Digital twins for type 1 diabetes (T1D) aim to replicate the physiological responses of individual patients using mathematical models, enabling personalized and adaptive treatment. A critical step in this approach is the twinning procedure, i.e., the estimation of patient-specific parameters that allow the model to accurately mimic glucose-insulin dynamics under varying conditions such as meals, insulin injections, and physical activity.

This thesis investigates and compares multiple advanced inference methodologies for improving the twinning procedure within a state-of-the-art digital twin framework tailored for T1D patients.
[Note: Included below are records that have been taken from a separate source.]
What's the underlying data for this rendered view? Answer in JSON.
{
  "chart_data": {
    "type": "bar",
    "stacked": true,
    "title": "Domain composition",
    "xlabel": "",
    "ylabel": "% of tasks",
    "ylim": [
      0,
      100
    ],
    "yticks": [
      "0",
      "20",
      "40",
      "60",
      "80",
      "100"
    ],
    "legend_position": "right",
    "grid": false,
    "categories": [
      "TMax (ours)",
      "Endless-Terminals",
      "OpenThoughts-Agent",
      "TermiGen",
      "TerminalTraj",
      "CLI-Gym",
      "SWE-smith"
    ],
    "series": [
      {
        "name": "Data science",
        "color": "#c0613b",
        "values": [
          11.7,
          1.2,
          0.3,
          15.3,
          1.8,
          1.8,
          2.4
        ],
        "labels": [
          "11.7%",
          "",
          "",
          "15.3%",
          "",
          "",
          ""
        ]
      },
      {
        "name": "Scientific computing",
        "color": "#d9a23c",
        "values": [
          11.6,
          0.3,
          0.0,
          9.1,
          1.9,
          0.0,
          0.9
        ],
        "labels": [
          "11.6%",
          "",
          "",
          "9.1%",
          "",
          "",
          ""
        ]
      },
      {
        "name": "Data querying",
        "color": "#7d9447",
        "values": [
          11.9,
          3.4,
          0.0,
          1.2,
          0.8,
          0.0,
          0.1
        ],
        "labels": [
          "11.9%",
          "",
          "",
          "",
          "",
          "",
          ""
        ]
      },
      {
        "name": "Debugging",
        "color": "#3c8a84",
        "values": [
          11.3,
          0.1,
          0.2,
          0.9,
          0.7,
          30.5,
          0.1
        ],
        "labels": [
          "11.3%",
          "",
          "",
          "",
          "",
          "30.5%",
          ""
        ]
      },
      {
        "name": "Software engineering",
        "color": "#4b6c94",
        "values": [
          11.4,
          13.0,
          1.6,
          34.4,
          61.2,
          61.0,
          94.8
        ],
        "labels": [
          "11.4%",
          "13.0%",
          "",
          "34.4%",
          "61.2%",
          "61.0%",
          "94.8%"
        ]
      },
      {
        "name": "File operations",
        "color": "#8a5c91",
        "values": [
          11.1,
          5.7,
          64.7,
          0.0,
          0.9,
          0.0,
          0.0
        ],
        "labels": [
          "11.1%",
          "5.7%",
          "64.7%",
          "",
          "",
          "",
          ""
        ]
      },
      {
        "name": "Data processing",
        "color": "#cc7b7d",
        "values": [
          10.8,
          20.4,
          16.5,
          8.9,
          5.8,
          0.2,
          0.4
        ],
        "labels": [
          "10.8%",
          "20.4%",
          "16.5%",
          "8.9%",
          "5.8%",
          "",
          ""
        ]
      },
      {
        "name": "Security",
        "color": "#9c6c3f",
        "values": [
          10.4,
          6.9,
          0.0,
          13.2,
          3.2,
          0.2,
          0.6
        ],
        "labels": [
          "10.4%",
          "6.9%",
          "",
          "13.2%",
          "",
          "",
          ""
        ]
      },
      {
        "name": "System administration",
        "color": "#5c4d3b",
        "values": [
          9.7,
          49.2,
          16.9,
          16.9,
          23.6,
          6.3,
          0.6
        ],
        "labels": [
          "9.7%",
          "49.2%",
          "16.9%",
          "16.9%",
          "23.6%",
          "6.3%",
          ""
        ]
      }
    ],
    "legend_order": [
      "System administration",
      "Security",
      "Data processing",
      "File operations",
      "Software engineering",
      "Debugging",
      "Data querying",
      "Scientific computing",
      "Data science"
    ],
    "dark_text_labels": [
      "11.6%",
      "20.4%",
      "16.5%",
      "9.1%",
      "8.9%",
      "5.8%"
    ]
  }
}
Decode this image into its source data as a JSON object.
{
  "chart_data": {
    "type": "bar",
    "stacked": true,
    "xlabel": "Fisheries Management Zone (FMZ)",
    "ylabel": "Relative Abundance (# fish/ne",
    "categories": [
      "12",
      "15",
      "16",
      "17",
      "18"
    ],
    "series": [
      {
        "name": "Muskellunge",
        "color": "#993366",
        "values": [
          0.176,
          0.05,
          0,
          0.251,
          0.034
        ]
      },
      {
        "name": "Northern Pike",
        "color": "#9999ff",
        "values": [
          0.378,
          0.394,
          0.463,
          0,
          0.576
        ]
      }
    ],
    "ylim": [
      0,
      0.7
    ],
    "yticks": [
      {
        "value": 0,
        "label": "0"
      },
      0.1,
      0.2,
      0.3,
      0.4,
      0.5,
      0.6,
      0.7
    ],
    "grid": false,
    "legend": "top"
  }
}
The focus will be on evaluating the effectiveness, robustness, and computational efficiency of the following approaches:

• Maximum a Posteriori (MAP) estimation, which offers a fast and deterministic approach to parameter identification by optimizing the posterior distribution.

• Markov Chain Monte Carlo (MCMC) methods, which provide asymptotically exact samples from the posterior and allow full uncertainty quantification, albeit at higher computational cost.

• Simulation-Based Inference (SBI) techniques, including likelihood-free methods that leverage forward simulations and machine learning to approximate the posterior, offering scalability and flexibility.

• Liquid Time-Constant Neural Networks (LTC-NN), a recent class of models that use deep learning to capture time-dependent latent dynamics, potentially enabling more expressive and data-driven representations of patient physiology.

The thesis will involve the development and implementation of these methods in a unified experimental pipeline. Performance will be assessed using synthetic data generated from the virtual patient models as well as real-world clinical data where available. Evaluation metrics will include predictive accuracy, convergence diagnostics, uncertainty calibration, and computational efficiency.